Надо сказать, фигура Сталина перед любым биографом выдвигает эту же проблему. Несомненно, его характер играл важнейшую роль в репрессиях; и задачей биографа является проследить формирование этого характера и показать, как рано, на каких стадиях и до какой степени проявились эти пристрастия и наклонности. Однако задача эта не отличается от той, которую должен решить юрист, анализирующий ход жизни преступника. Вероятность криминального поступка может достаточно рано присутствовать в данном характере, но ее нельзя представлять как действительность до того, как она превратилась в этот поступок. Наверняка глубокая подозрительность, скрытность и болезненная тяга к власти проявлялись в Сталине задолго до его возвышения; и все-таки многие годы это были лишь его второстепенные особенности. Биограф обязан обращаться с ними, не теряя чувства меры и не упуская из виду динамику личности и крайне важное взаимодействие обстоятельств и характера. Сталин Троцкого невозможен в той степени, в которой он представляет этот характер, как будто остающимся в основном одинаковым как в 1936–1938-м, так и в 1924 году, и даже в 1904-м. Это чудовище не формируется, не растет и не возникает – оно выглядит уже почти сложившимся с самого начала. Всякие положительные качества, как то: честолюбие и симпатия к угнетенным, без чего ни один молодой человек никогда не вступил бы в преследуемую революционную партию, здесь почти полностью отсутствуют. Возвышение Сталина внутри партии происходит не благодаря каким-то заслугам или достижениям, и посему карьера его становится практически необъяснимой. Его избрание в ленинское Политбюро, присутствие в большевистском внутреннем кабинете и назначение на пост Генерального секретаря выглядят совершенно случайными. Сам Троцкий суммирует свой подход в единственной фразе: «Процесс возвышения [Сталина] происходил где-то за непроницаемым политическим занавесом. В определенный момент его фигура в полном торжественном облачении вдруг шагнула из Кремлевской стены». И даже из разоблачений, сделанных Троцким, очевидно, что Сталин вовсе не таким образом выдвинулся в первые ряды: он был после Ленина и Троцкого самым влиятельным человеком в совете внутри партии, по крайней мере, еще с 1918 года; и не просто так Ленин в своем завещании опишет Сталина как одного из «двух самых способных людей в Центральном Комитете».

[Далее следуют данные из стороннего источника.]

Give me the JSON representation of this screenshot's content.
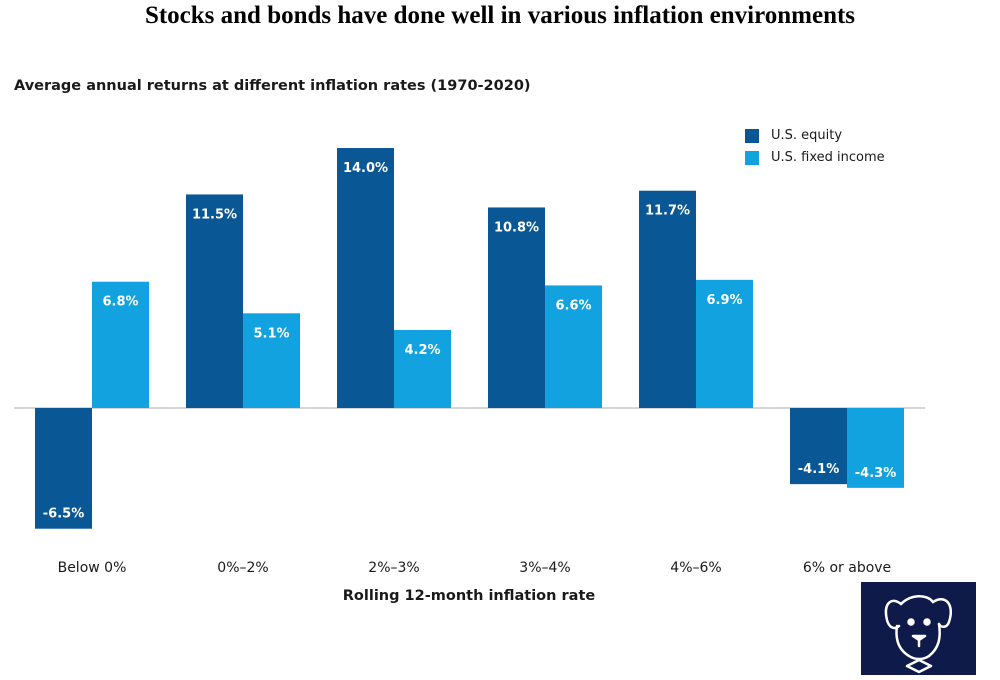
{
  "headline": "Stocks and bonds have done well in various inflation environments",
  "chart_data": {
    "type": "bar",
    "title": "Average annual returns at different inflation rates (1970-2020)",
    "xlabel": "Rolling 12-month inflation rate",
    "ylabel": "",
    "ylim": [
      -8,
      16
    ],
    "categories": [
      "Below 0%",
      "0%–2%",
      "2%–3%",
      "3%–4%",
      "4%–6%",
      "6% or above"
    ],
    "series": [
      {
        "name": "U.S. equity",
        "color": "#0a5796",
        "values": [
          -6.5,
          11.5,
          14.0,
          10.8,
          11.7,
          -4.1
        ],
        "labels": [
          "-6.5%",
          "11.5%",
          "14.0%",
          "10.8%",
          "11.7%",
          "-4.1%"
        ]
      },
      {
        "name": "U.S. fixed income",
        "color": "#12a2e0",
        "values": [
          6.8,
          5.1,
          4.2,
          6.6,
          6.9,
          -4.3
        ],
        "labels": [
          "6.8%",
          "5.1%",
          "4.2%",
          "6.6%",
          "6.9%",
          "-4.3%"
        ]
      }
    ],
    "grid": false,
    "legend": "top-right"
  },
  "logo": {
    "name": "dog-mascot-icon",
    "color": "#0e1a4a"
  }
}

Как биограф Троцкий не менее, чем лидер оппозиции, недооценивает Сталина и силы и обстоятельства, ему благоприятствовавшие. «Нынешнее официальное сравнение Сталина с Лениным просто недостойно, – справедливо замечает он. – Если за основу сравнения взят размах личности, то нельзя ставить Сталина рядом даже с Муссолини или Гитлером. Какими бы скудными ни были идеи фашизма, оба победоносных лидера реакции, итальянской и германской, с начала своих соответствующих движений проявляли инициативу, побуждали массы к действию, прокладывали новые пути через политические джунгли. О Сталине ничего подобного сказать нельзя». Эти слова были написаны, когда СССР вступал во второе десятилетие плановой экономики; и даже тогда они звучали неестественно. Они звучали совершенно фантастически и несколько лет спустя, когда роль Сталина можно было рассмотреть на фоне Второй мировой войны и ее последствий. «Пытаясь найти Сталину историческую параллель, – продолжал Троцкий, – мы должны отстранить не только Кромвеля, Робеспьера, Наполеона и Ленина, но даже Муссолини и Гитлера. [Мы подойдем] ближе к пониманию Сталина, [когда будем мыслить в масштабах] Мустафы Кемаля Ататюрка или, возможно, Порфирио Диаса». Тут уж отсутствие исторического масштаба и перспективы просто поразительно и тревожно.
Что водило пером Троцкого в пассажах, подобных этим, так это, конечно, его священный гнев и возмущение чудовищностью культа личности Сталина. Он низводил Сталина до мелкорослого тирана, раздувшегося до сверхъестественных размеров, до деспота, превратившего себя в божество. Поступая таким образом, Троцкий прокладывает путь, так сказать, тем, кто много лет спустя сбросит монументы Сталину, выкинет его тело из Мавзолея на Красной площади, сотрет его имя с площадей и улиц и даже переименуют Сталинград в Волгоград. С ясным предчувствием всего этого Троцкий вспоминал, что Нерона тоже обожествляли, но «после того, как он скончался, его статуи были разбиты на куски, а имя его соскоблили отовсюду. Месть истории сильнее, чем месть самого могущественного Генерального секретаря. Я осмеливаюсь думать, что это утешает». Незадолго до того, как он был поражен окончательным ударом сталинского вероломства, Троцкий уже смаковал грядущее возмездие истории и свою собственную победу за пределами могилы. Он готовил это воздаяние в словах достаточно весомых, чтобы служить в качестве текста для приговора будущих поколений. Он обращался со Сталиным, как с символом гигантского вакуума, продуктом эпохи, в котором растворились моральные принципы старого порядка, а новые еще не сформировались.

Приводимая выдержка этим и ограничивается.